A wildly charged “High Water” changed the mood immediately. With Donnie Herron’s jazz-grass banjo dancing in and out, and Tony Garnier’s string bass high in the mix, Dylan found some crazy rhythmic riff early in the song, the entire band soon picked up on it taking the song to a new place.

A fairly flowing “Spirit on the Water” came next and was followed by “Tangled Up In Blue” and then a near-perfect “Blind Willie McTell” with Herron on banjo. Then came a nice surprise, a rearranged moderately rocking “I Don’t Believe You.” This may have been Dylan’s best vocal of the night, as the roughness in his voice seemed to evaporate and he let the notes soar.

“When The Deal Goes Down” was the only time the concert seemed to lose steam.

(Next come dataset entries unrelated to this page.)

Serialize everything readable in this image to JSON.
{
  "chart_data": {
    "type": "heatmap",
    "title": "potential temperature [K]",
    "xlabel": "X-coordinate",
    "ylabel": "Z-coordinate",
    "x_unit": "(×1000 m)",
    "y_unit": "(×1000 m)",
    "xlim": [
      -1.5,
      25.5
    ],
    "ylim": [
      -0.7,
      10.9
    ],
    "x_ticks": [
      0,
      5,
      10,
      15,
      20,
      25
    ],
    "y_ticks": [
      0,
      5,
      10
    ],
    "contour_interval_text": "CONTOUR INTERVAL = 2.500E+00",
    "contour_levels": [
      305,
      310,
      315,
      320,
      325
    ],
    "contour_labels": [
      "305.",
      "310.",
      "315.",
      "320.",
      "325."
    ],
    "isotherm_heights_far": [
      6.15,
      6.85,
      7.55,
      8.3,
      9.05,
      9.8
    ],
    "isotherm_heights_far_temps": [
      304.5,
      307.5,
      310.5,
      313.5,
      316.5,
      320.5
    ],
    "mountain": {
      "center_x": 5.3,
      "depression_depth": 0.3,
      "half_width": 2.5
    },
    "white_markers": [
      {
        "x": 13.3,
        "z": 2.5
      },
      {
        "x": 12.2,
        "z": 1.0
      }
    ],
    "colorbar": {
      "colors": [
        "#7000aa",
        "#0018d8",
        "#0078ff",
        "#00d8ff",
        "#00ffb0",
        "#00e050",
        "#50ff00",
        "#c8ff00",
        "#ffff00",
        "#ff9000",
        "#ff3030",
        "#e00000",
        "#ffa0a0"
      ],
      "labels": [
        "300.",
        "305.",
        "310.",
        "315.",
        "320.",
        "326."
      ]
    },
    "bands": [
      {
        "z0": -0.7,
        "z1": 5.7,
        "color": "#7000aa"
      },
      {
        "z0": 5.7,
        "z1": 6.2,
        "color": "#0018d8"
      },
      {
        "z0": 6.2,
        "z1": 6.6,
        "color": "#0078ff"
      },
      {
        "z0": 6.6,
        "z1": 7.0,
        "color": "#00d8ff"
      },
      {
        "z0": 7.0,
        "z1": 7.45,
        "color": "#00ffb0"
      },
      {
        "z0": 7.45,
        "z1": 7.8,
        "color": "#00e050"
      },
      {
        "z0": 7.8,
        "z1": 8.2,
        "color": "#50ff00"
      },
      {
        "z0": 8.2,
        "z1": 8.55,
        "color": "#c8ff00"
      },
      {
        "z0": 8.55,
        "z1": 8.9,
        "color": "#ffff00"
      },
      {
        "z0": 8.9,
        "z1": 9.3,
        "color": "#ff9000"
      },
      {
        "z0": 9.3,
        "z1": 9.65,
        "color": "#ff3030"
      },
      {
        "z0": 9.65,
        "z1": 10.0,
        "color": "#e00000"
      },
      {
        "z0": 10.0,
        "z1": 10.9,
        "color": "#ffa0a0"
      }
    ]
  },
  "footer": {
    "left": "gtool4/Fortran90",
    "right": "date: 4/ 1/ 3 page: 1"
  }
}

At the end of the first verse Dylan used his hand to count out the waltz rhythm he wanted, the band fell in line, but the song, one of the best on “Modern Times” wasn’t as effective as it could have been.

“Highway 61” revived the energy and “Blowin’ In The Wind” was far more meaningful than it was in Atlantic City.

At the end of “Thunder On The Mountain,” Dylan (possibly for the first time this tour) introduced the band, and then said something like, “It’s good to be back. Last time we played here, it was in the mud and the rain at six in the morning.” I thought it was hysterical myself and possibly in reference to an article in a local paper the day before about local residents bitching that he didn’t play the original festival.  They then went into a fine version of “All Along the Watchtower,” which now resolves on a major chord.

On the way out of the venue, the full moon was clouded over and a sudden chilly rainstorm erupted and the temperature dropped several degrees. It lasted exactly as long as it took to reach the car, for the endless crawl back to the main road. Luckily at that main road, we were headed for the back mountain roads of Pennsylvania, and didn’t have to join what appeared to be an extremely long line of cars inching towards the New York State Thruway.

And so, almost four decades later, Bob Dylan finally made it to the site of Yasgur’s farm. I don’t know whether he got back to the garden, but he delivered the goods.